Impacto directo en México

La crisis venezolana ya impacta directamente a México: el flujo migratorio, la presencia de grupos criminales como el Tren de Aragua en nuestras calles y la volatilidad en los precios del petróleo. Una intervención militar prolongada podría exacerbar el éxodo, aumentar la violencia transnacional y desestabilizar aún más la región, afectando nuestra seguridad y economía.


Diplomacia o caos

Si Trump busca legitimar sus acciones, debe respetar el marco legal internacional y multilateral, no actuar como sheriff unilateral. México, fiel a su tradición de no intervención, debe condenar firmemente esta agresión y abogar por soluciones diplomáticas en foros como la CELAC o la ONU.


Un llamado regional

Mantengamos la esperanza de que esta crisis no derive en un conflicto mayor.

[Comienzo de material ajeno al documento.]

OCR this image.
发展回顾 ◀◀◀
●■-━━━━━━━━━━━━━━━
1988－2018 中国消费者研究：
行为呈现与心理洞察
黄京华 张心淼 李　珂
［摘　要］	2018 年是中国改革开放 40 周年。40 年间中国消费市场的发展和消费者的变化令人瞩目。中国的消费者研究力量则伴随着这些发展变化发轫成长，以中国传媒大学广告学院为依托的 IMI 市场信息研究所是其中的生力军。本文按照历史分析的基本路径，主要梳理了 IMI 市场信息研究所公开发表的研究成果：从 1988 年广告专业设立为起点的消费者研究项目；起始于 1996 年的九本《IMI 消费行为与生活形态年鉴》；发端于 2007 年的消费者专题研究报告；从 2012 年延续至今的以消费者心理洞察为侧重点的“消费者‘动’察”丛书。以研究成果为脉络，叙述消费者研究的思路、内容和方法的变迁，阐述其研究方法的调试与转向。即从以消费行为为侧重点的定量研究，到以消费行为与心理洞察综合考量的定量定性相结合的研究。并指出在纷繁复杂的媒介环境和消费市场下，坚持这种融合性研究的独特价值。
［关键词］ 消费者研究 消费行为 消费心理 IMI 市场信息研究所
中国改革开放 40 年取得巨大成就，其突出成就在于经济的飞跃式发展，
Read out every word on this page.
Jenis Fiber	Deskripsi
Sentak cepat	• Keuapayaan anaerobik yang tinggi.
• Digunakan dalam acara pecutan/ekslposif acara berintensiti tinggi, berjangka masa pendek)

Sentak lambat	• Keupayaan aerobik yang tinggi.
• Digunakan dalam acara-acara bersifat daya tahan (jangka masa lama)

Pero tememos que el aventurerismo de Trump traiga más sufrimiento a los venezolanos, mayor inestabilidad en América Latina con repercusiones directas en México y un daño irreversible a las relaciones hemisféricas. Lo que es claro es que esta operación viola el derecho internacional y revive fantasmas del pasado que creíamos superados. Es momento de que la región alce la voz unida por la soberanía y la paz.